Tout d’abord, le texte exclut la possibilité de s’inscrire dans une des nombreuses communes indiquées à l’article L. 12, si le militaire de carrière se trouve dans une des situations prévues à l’article L. 11. Le militaire affecté à une base aérienne depuis plusieurs années et qui a établi son domicile dans cette commune ne pourra donc être inscrit valablement sur les listes électorales d’une autre commune [Civ.2, 17 mars 1994, M. Mondange]. De même, le militaire ne pourra bénéficier de ces dispositions si, ayant fait l’objet d’une mutation, il a son domicile dans le lieu de sa nouvelle résidence de fonction. [Civ.2, 24 mars 1977, Ducos].

Le juge a aussi été amené à statuer sur le champ d’application de cette disposition. Il a admis le bénéfice de ces dispositions aux militaires français basés en Allemagne [Civ.2, 16 mars 1977, Serve] ainsi qu’aux gendarmes [Civ.2, 16 mars 1977, Domenech]. Cette disposition devait-elle être étendue aux membres du corps des sapeurs-pompiers de Paris ?

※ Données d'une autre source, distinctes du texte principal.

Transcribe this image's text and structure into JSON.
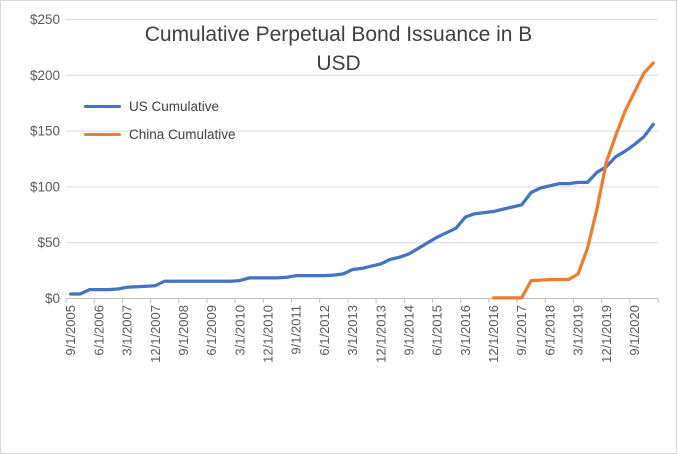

L’article 1er du décret n° 2000-1162 du 28 novembre 2000 relatif aux missions et à l’organisation de la brigade des sapeurs-pompiers de Paris a posé le principe selon lequel la brigade de sapeurs-pompiers de Paris est une unité militaire de sapeurs-pompiers de l’armée de terre appartenant à l’arme du génie. L’assimilation des sapeurs-pompiers de Paris aux militaires de carrière étant évidente, les membres de cette brigade devraient être en droit de bénéficier des exceptions instituées à l’article L. 13 du Code électoral.

En l’espèce, demandant à bénéficier de ces dispositions, un membre du corps des sapeurs-pompiers de Paris, engagé sous contrat, s’est vu néanmoins opposer un refus de la part de la commission administrative. Saisi d’un recours, le tribunal d’instance a confirmé cette position en estimant que « l’article L. 13 vise les militaires armées de terre, de mer et de l’air et que le caractère militaire de l’organisation des sapeurs-pompiers ne permet pas d’en déduire que l’électeur contesté appartient à l’une de ces trois armées ».

Mais, la Cour de cassation a sanctionné ce raisonnement. Se fondant étrangement sur l’article 1er du décret n° 67-155 du 28 février 1967 – abrogé à la date de la demande d’inscription sur les listes électorales -, le juge a estimé que tout membre de la brigade des sapeurs-pompiers de Paris peut demander à bénéficier des dispositions de l’article L. 13 du Code électoral, en raison de leur rattachement structurel à l’arme du génie de l’armée de terre.

Textuellement logique, la solution crée une rupture d’égalité entre les sapeurs-pompiers eux-mêmes. Alors que les membres de la brigade parisienne peuvent bénéficier des exceptions quant à l’inscription sur les listes électorales, leurs homologues de province sont exclus du bénéfice de ces dispositions. Seul ce rattachement structurel et purement textuel du corps parisien permet encore aujourd’hui de justifier cette solution.

Une telle différence est également perceptible dans un autre domaine, celui des incompatibilités. L’article L. 46 pose en effet le principe de l’incompatibilité entre les fonctions de militaire, et certaines fonctions électives (conseiller municipal donc maire). En raison de l’analogie ainsi confirmée par la Cour de cassation, cette incompatibilité s’applique également aux membres de la brigade parisienne des sapeurs-pompiers. Cette solution peut paraître choquante quand on sait que l’article R. 354-10 du Code des communes qui prévoyait une incompatibilité entre les fonctions de sapeur-pompier et de maire, a disparu de notre droit positif en 1999.